Still, she wasn't prepared for the pain when he tore through her maidenhead. It was deep and ripping. She knew she mustn't scream, that it could wake Mabley and bring him running into the bedchamber.

He suddenly pulled back until he was nearly out of her, then drove with all his strength again into her. He was fully inside her now, lying against her, breathing hard.

He was moving now, speaking words to her she didn't understand. French words, sex words. No, she wouldn't cry out, she couldn't. He was kissing her chin, her nose, her mouth. It hurt so badly that she sank her teeth into the hollow of his neck and let her tears streak along his cheek. She felt a tremendous tautness in him as he drove back and forth in her, his
arms tight about her. Suddenly he shuddered and tensed over her. A cry she couldn't hold in came out, but she'd buried her face in his neck, muffling the sound. She felt him heave then, heard the low moans tearing from his throat. She felt his seed deep inside her body. He collapsed on top of her, burying her beneath him. His breath came in deep, sighing gasps as his face fell beside hers on the pillow.

Brandy lay very still. He was heavy, but for the moment she didn't care. For the moment he was hers, all hers. His breathing calmed, and she felt the warmth of his mouth against her cheek. He gave a deep moan and was quiet. She believed that he slept.

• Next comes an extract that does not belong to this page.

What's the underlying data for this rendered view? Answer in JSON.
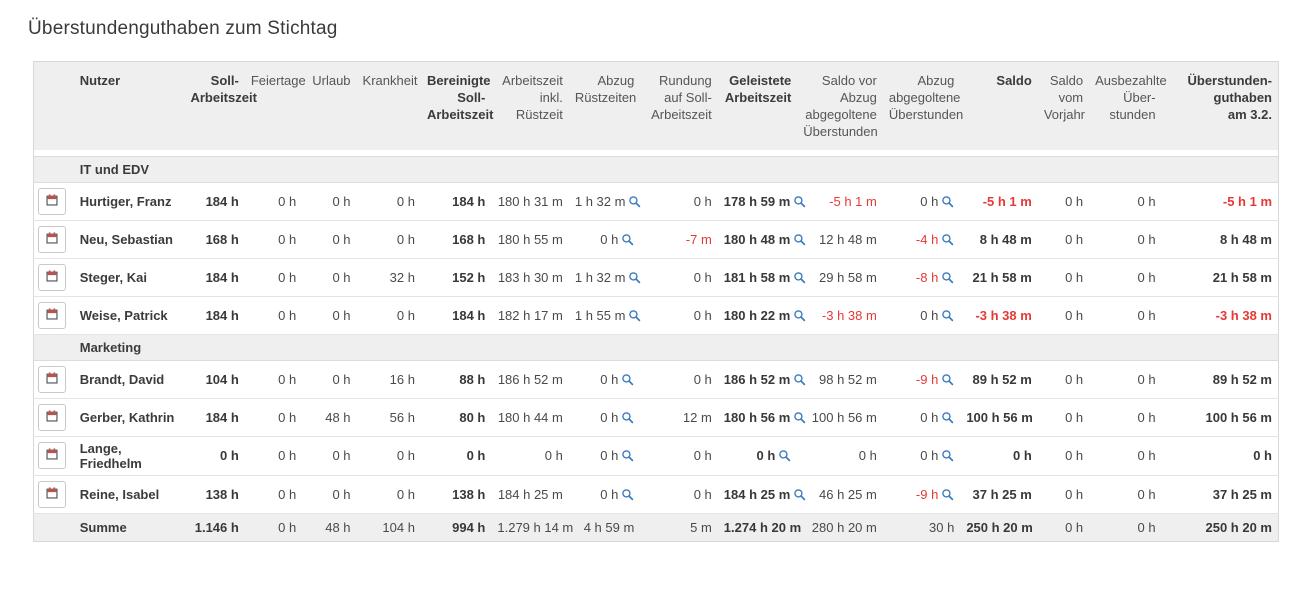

I am part of him now, she thought, and tightened her arms about his waist. She lay quietly until she could bear his weight no longer. As gently as she could, she eased herself from under him and lay against his side. She gazed at his face in the dim candlelight and let her fingers trace along the firm line of his jaw, feather light.

For tonight, at least, he was hers, and she wouldn't allow Marianne's ghost or Felicity's claim on him to ruin her happiness. She pulled the covers over both of them and carefully rested her face against his shoulder, cherishing the moments until she would have to leave him.

 

Ian awoke with a start, feeling as though his mind had been gone from his body for a lifetime. Perhaps two lifetimes. For a moment he was disoriented and gazed with some confusion at the bright shaft of sunlight that streamed through the windows. He planted his mind firmly back into his body and tentatively raised himself to his elbow.

“Your grace.”

“Mabley, good God, man, what is the day and the time? I feel like I've been away for a very long time.”

“Your grace is clear-headed?”

“I have my wits restored, I believe.” He carefully flexed his back, and winced at the pain. “My shoulder is on the mend, Mabley.”

“It's Thursday, your grace, and near to ten o'clock in the morning.”

“You mean that I've been unconscious since yesterday?”

The deep lines in Mabley's old face smoothed out as he smiled at his master. “Yes, your grace, that, and you were out of your head for some time with the fever. Your Grace had all of us mightily worried.”

“Out of my head? You mean I was delirious?” He frowned, trying to piece memories together.

“Yes, your grace.” Mabley approached his master and added softly, “You remembered it all again, your grace.”

There was no need for him to explain further.

To Mabley's surprise, the duke didn't dwell on that. He said, “It would appear, Mabley, that someone had taken me into profound dislike. I recall very little of it. Has the culprit been caught?”

Mabley shook his head. “No, your grace. A Mr. Trevor, the Scottish magistrate, is looking into the matter. I will send Mr. Giles to you if you wish. I haven't been with the family.”

“Yes, I would speak with Giles. Damn, but I'm hungry and much in need of a shave and a bath. See to that first, before you send up Giles, will you, Mabley?” He paused a moment, looking hard at his old retainer. “You look like you're ready to fall on your ass, Mabley. Don't tell me you were my only nurse.”